# How to tell if wheels are genuine



## vikram77 (Oct 18, 2010)

Hey Guys

I need some help quick. Carmax is replacing the after-market wheels that came on my 08 550 with what they say are the original style according to the VIN. Thanks to this forum, I've found that the original wheels were the 172M style. That's what carmax says they've got but the wheels are missing the M badges that are supposed to be on there. As long as they're still the original ones, I'm good. So how can I tell if these wheels are original BMW? I've searched for this information and have found some opinions but nothing consistent. Any help would be much appreciated.
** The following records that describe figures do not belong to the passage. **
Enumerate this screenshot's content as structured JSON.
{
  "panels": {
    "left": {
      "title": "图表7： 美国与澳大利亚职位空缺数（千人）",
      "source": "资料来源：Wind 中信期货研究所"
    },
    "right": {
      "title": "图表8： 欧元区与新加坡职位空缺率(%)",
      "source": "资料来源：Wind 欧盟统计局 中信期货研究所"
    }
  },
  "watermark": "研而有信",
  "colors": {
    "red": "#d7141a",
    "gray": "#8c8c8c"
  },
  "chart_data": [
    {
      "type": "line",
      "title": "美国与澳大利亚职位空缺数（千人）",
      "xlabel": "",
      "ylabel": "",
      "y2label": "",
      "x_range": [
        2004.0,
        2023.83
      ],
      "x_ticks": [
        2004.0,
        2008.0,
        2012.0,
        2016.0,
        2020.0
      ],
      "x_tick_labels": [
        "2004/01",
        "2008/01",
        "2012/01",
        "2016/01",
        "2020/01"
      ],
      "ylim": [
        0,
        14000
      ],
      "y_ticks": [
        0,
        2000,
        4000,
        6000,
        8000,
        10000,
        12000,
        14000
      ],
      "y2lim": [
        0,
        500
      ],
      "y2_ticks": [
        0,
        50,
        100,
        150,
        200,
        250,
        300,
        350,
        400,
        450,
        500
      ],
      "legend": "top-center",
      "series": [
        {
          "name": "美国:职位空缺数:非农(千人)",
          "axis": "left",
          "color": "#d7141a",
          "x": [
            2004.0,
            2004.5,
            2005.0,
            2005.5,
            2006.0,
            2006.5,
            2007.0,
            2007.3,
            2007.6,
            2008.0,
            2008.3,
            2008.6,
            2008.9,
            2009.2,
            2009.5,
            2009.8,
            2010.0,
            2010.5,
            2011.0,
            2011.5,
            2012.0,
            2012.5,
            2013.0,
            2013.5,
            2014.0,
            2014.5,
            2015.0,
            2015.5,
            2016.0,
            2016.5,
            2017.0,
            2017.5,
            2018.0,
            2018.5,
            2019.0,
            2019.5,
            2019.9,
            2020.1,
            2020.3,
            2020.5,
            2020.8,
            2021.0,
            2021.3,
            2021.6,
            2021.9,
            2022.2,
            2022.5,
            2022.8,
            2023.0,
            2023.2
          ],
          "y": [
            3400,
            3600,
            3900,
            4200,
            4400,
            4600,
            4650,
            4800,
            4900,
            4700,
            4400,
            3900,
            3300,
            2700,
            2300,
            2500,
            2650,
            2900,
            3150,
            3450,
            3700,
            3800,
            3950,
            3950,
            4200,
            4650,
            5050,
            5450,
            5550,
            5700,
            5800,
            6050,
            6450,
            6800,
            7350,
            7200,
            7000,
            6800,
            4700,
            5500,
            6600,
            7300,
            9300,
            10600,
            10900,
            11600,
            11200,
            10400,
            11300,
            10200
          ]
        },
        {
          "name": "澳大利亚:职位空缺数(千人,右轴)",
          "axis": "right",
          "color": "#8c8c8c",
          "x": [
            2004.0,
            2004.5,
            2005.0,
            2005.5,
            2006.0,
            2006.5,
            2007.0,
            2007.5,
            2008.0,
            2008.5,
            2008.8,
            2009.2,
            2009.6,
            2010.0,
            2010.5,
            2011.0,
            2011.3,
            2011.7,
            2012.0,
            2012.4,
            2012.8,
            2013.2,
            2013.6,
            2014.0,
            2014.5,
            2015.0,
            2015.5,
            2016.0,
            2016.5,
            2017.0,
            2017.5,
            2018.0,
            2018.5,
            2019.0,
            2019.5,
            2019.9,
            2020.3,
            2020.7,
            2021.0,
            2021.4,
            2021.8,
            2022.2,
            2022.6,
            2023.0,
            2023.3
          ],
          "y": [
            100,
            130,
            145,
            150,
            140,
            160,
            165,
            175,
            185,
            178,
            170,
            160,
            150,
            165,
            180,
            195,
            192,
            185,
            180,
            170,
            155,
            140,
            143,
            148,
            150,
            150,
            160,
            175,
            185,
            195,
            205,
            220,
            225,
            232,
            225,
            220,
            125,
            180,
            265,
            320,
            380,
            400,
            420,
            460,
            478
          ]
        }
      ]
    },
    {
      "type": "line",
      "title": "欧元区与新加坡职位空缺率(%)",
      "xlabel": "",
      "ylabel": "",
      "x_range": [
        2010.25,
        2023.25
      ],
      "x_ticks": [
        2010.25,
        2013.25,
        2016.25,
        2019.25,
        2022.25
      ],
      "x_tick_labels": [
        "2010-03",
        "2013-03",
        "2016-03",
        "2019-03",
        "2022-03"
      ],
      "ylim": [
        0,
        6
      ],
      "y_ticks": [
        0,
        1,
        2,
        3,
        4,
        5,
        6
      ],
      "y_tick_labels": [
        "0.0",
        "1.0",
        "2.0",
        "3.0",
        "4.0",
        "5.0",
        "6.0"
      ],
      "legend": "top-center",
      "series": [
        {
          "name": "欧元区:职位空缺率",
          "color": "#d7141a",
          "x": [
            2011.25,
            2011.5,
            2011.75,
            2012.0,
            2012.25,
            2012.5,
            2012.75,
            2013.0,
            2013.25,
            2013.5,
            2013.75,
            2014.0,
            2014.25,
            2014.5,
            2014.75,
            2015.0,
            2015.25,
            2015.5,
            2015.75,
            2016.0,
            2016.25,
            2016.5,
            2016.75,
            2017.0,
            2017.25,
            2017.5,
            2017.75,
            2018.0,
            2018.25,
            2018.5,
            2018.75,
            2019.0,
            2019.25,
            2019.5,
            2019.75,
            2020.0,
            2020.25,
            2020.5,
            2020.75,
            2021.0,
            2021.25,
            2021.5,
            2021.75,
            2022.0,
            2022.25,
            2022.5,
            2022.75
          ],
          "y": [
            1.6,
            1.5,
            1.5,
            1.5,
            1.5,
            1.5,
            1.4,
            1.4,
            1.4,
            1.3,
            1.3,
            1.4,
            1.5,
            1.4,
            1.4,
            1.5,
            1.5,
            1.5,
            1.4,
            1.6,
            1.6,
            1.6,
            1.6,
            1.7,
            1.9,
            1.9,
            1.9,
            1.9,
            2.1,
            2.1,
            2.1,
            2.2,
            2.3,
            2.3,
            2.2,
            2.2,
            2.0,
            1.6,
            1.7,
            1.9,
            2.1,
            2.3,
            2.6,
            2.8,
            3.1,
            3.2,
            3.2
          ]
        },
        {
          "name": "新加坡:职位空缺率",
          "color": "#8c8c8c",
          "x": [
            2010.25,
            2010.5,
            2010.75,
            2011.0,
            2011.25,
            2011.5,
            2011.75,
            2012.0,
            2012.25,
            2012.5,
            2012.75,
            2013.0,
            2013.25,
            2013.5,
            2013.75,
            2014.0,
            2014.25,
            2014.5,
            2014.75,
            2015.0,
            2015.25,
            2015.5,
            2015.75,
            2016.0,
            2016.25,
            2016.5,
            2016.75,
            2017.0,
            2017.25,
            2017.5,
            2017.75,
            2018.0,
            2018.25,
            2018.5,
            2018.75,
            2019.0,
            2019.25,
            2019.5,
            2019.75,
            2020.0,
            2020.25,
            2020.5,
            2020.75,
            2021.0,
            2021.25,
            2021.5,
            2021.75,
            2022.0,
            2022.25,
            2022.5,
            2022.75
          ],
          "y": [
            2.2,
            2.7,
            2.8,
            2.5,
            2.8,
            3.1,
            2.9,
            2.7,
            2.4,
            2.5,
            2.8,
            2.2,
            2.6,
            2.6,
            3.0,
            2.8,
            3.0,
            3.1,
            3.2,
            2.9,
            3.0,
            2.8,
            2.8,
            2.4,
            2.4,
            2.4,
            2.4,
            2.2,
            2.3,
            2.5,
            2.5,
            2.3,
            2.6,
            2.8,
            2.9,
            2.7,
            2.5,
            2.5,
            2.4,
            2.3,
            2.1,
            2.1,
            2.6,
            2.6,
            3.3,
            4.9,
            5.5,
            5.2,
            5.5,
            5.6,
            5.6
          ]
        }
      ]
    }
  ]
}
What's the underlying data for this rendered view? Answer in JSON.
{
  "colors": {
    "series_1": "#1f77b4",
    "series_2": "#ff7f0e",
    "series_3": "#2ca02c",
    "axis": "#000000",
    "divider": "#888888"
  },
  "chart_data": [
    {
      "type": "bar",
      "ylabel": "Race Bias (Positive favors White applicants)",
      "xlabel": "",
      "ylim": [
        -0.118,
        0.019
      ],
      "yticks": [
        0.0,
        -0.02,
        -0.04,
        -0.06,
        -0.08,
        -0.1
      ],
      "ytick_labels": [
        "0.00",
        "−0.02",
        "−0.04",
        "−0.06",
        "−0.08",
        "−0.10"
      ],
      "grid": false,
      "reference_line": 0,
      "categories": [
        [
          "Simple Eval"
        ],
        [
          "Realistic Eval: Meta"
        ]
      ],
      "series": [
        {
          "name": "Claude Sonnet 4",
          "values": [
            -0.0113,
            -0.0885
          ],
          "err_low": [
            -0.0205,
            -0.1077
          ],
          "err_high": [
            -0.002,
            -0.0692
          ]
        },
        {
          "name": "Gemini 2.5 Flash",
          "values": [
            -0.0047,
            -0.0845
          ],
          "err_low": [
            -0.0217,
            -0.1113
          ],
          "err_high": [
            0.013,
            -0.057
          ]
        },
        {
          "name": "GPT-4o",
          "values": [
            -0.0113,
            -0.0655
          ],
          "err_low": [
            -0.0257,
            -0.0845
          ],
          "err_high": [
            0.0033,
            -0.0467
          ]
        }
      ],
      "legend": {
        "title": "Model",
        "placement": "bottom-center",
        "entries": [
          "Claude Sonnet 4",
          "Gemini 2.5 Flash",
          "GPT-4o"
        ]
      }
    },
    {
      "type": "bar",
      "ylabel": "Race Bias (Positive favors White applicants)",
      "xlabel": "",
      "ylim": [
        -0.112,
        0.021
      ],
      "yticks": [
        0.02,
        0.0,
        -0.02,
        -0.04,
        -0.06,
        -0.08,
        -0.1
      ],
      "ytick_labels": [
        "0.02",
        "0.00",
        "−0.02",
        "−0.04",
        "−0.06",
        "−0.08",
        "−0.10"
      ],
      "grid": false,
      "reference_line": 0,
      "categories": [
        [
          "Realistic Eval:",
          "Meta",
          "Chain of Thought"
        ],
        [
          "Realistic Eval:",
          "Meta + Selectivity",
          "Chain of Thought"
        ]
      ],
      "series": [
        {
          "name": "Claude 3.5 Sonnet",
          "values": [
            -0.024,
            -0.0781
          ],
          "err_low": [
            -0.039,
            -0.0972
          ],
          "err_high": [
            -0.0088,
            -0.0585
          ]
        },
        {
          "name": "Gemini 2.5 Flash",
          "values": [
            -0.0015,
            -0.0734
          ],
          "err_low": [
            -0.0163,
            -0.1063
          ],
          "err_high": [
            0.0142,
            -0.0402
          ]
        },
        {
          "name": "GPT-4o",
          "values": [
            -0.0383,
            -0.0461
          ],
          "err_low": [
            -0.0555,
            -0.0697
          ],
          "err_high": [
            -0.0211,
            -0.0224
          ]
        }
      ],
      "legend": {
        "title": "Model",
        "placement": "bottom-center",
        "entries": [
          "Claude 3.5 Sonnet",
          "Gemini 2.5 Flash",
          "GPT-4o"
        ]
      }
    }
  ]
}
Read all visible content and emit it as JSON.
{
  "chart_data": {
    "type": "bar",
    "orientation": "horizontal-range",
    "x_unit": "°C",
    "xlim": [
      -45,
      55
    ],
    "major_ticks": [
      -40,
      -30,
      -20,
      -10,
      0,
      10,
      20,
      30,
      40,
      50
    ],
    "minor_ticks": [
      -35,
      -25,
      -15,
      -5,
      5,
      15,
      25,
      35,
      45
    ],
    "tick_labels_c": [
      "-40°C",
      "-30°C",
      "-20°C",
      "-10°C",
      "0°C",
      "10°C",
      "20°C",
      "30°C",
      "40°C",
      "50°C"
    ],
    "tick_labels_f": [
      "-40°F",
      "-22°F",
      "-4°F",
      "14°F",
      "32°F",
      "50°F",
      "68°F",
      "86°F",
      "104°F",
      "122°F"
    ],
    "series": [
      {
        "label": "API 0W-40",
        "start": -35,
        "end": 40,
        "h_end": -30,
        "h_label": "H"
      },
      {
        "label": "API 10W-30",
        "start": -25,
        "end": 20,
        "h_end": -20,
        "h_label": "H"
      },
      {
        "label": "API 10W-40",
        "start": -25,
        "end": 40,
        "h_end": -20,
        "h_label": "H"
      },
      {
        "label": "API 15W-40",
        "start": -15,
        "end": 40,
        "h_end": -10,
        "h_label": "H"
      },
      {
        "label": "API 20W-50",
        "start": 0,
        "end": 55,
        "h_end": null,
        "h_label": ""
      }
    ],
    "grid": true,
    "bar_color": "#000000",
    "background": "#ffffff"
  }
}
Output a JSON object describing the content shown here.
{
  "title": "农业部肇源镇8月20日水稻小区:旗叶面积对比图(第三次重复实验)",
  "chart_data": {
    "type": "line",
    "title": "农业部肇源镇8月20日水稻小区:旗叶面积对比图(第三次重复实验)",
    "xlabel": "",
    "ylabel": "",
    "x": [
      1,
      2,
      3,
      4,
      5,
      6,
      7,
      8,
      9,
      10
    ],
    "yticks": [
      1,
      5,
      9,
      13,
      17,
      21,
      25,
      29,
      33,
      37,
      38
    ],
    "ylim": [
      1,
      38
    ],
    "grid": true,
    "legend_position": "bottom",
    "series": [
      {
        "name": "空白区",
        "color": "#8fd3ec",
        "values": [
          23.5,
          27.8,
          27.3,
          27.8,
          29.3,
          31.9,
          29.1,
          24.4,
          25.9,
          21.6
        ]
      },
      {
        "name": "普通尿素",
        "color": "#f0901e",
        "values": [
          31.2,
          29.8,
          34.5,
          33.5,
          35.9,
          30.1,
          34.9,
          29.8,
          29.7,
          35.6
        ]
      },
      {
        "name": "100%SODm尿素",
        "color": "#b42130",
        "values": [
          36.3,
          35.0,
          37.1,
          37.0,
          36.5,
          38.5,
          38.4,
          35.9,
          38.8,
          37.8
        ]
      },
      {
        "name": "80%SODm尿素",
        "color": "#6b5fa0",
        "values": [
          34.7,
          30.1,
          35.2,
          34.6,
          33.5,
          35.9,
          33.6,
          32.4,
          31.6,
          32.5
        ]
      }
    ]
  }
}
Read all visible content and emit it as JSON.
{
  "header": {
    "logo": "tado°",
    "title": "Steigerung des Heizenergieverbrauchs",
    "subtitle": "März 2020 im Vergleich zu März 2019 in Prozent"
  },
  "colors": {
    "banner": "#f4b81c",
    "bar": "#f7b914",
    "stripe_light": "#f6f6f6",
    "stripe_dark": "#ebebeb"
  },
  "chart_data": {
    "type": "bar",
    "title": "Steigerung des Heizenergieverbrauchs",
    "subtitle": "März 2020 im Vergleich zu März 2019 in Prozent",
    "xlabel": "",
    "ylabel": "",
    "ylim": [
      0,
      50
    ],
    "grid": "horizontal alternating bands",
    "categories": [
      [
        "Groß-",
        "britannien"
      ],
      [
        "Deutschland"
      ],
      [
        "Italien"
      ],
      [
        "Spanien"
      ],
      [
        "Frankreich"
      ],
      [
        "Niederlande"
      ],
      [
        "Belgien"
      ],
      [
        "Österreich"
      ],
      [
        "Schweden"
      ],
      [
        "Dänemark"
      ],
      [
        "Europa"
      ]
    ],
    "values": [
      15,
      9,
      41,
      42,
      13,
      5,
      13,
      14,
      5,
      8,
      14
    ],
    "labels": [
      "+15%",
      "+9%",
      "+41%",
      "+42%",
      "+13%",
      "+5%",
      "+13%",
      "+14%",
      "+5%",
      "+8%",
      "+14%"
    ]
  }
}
Thanks !


----------



## bmw_n00b13 (Feb 15, 2008)

Usually they're labelled made in Germany and have the BMW logo stamped on them on the inside where they touch the rotor. I think the M is a sticker that can wear off.


----------



## Llarry (May 17, 2002)

Original BMW wheels have a BMW part number on them. Unfortunately, I believe it is typically near the center on the inside of the wheel. So you would have to take the wheel off to see.

172M part numbers:
Front 36118036948
Rear 36118036949


----------



## vikram77 (Oct 18, 2010)

LMC said:


> Original BMW wheels have a BMW part number on them. Unfortunately, I believe it is typically near the center on the inside of the wheel. So you would have to take the wheel off to see.
> 
> 172M part numbers:
> Front 36118036948
> Rear 36118036949


This is good - the wheels aren't on the car yet so I will look for this tomorrow. Thanks LMC.


----------